Higher content per vehicle and increasing orders from the existing, as well as new customers, led to the volume and sales outperformance. What stood out were the new order wins over the past nine months of Rs 440 crore, which is about 10 per cent of current sales.
The new orders came on the back of automakers looking at import substitution options; TVS Motor gave an order of Rs 200 crore for brakes, which were imported. Further, the company has participated in Rs 1,150 crore request for quote proposals and is expecting to win at least a third of the same.

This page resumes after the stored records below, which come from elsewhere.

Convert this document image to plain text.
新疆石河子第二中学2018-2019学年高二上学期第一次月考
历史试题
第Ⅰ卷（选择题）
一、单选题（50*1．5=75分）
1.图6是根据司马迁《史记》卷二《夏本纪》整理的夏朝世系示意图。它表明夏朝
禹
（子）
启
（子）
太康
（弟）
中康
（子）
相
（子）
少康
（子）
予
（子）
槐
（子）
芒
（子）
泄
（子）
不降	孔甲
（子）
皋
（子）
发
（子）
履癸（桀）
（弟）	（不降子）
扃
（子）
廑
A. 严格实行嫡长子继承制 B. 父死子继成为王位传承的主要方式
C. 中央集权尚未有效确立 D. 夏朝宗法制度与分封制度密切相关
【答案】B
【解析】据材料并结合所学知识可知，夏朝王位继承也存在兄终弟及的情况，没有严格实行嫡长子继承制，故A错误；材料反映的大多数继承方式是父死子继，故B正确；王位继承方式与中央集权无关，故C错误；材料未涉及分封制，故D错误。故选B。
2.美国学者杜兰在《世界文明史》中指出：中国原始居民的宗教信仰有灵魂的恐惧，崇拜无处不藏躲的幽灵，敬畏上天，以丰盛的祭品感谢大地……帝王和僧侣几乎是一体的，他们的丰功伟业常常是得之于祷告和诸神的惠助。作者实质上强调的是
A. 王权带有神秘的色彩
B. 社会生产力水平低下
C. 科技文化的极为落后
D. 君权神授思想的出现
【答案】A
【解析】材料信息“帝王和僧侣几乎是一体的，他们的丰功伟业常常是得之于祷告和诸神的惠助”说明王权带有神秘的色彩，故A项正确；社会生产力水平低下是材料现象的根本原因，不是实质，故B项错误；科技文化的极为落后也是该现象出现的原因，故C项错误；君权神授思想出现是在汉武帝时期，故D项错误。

Led by standalone operations, consolidated operating profit margins improved 137 basis points to 17.3 per cent. Domestic operations posted a 333 basis point YoY margin gain to 17 per cent, on the back of operating leverage, an improved product mix, cost-control measures, and incentives. Despite a dip in revenues, European operations (25 per cent of revenues) reported a steady margin performance. The increasing four-wheeler client base and a higher proportion of machining in the castings segment should aid profitability.

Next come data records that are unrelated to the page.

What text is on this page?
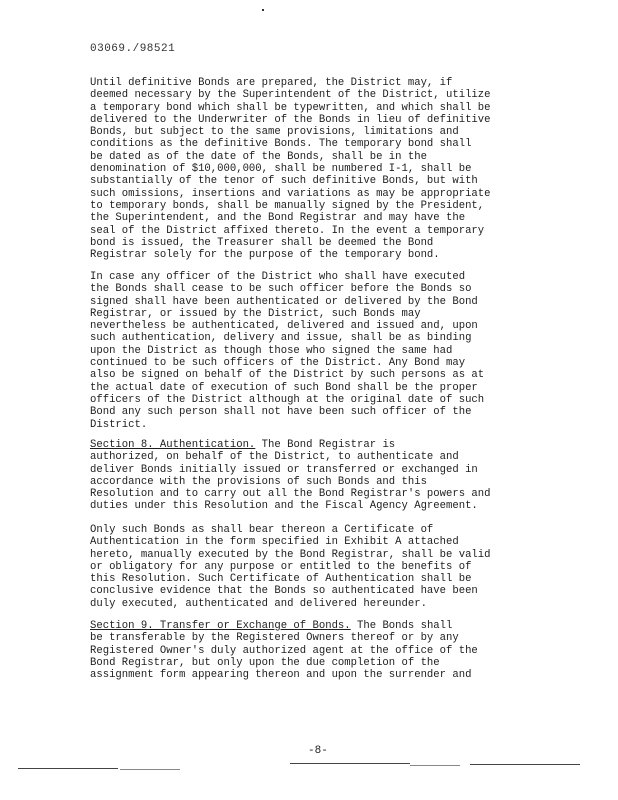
03069./98521

Until definitive Bonds are prepared, the District may, if
deemed necessary by the Superintendent of the District, utilize
a temporary bond which shall be typewritten, and which shall be
delivered to the Underwriter of the Bonds in lieu of definitive
Bonds, but subject to the same provisions, limitations and
conditions as the definitive Bonds. The temporary bond shall
be dated as of the date of the Bonds, shall be in the
denomination of $10,000,000, shall be numbered I-1, shall be
substantially of the tenor of such definitive Bonds, but with
such omissions, insertions and variations as may be appropriate
to temporary bonds, shall be manually signed by the President,
the Superintendent, and the Bond Registrar and may have the
seal of the District affixed thereto. In the event a temporary
bond is issued, the Treasurer shall be deemed the Bond
Registrar solely for the purpose of the temporary bond.

In case any officer of the District who shall have executed
the Bonds shall cease to be such officer before the Bonds so
signed shall have been authenticated or delivered by the Bond
Registrar, or issued by the District, such Bonds may
nevertheless be authenticated, delivered and issued and, upon
such authentication, delivery and issue, shall be as binding
upon the District as though those who signed the same had
continued to be such officers of the District. Any Bond may
also be signed on behalf of the District by such persons as at
the actual date of execution of such Bond shall be the proper
officers of the District although at the original date of such
Bond any such person shall not have been such officer of the
District.

Section 8. Authentication. The Bond Registrar is
authorized, on behalf of the District, to authenticate and
deliver Bonds initially issued or transferred or exchanged in
accordance with the provisions of such Bonds and this
Resolution and to carry out all the Bond Registrar's powers and
duties under this Resolution and the Fiscal Agency Agreement.

Only such Bonds as shall bear thereon a Certificate of
Authentication in the form specified in Exhibit A attached
hereto, manually executed by the Bond Registrar, shall be valid
or obligatory for any purpose or entitled to the benefits of
this Resolution. Such Certificate of Authentication shall be
conclusive evidence that the Bonds so authenticated have been
duly executed, authenticated and delivered hereunder.

Section 9. Transfer or Exchange of Bonds. The Bonds shall
be transferable by the Registered Owners thereof or by any
Registered Owner's duly authorized agent at the office of the
Bond Registrar, but only upon the due completion of the
assignment form appearing thereon and upon the surrender and

-8-
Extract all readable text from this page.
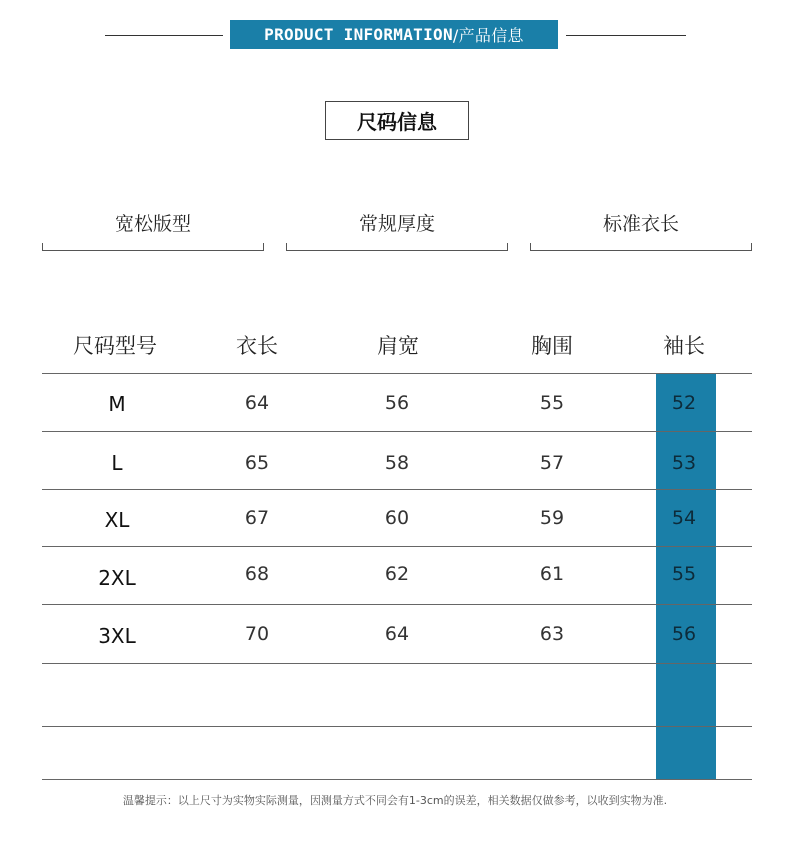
PRODUCT INFORMATION /产品信息
尺码信息
宽松版型	常规厚度	标准衣长
尺码型号	衣长	肩宽	胸围	袖长
M	64	56	55	52
L	65	58	57	53
XL	67	60	59	54
2XL	68	62	61	55
3XL	70	64	63	56
温馨提示：以上尺寸为实物实际测量，因测量方式不同会有1-3cm的误差，相关数据仅做参考，以收到实物为准.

Analysts at Antique Stock Broking expect the company to outperform the two-wheeler sector growth, led by new customer additions, better client mining with existing customers, and entry into new products, such as anti-lock braking systems and machined products in casting. Its European subsidiaries should grow as passenger vehicles recover over FY21-23.
What should help on the market share front is capacity expansion. The company is doubling its disc brake assembly capacity, increasing its disc manufacturing by 80 per cent, and alloy wheel capacity by a third.
In addition to strong dema-nd from the two-wheeler segment and market share gains, analysts at Phillip Capital believe higher penetration in hitech products and lightweighting trends in Europe should be beneficial for the firm from the medium-to-long-term horizon.
While prospects are robust, sustained volume growth in the Indian two-wheeler market and improvement in European demand are the key for the stock. Investors should await clarity on the same before taking an exposure.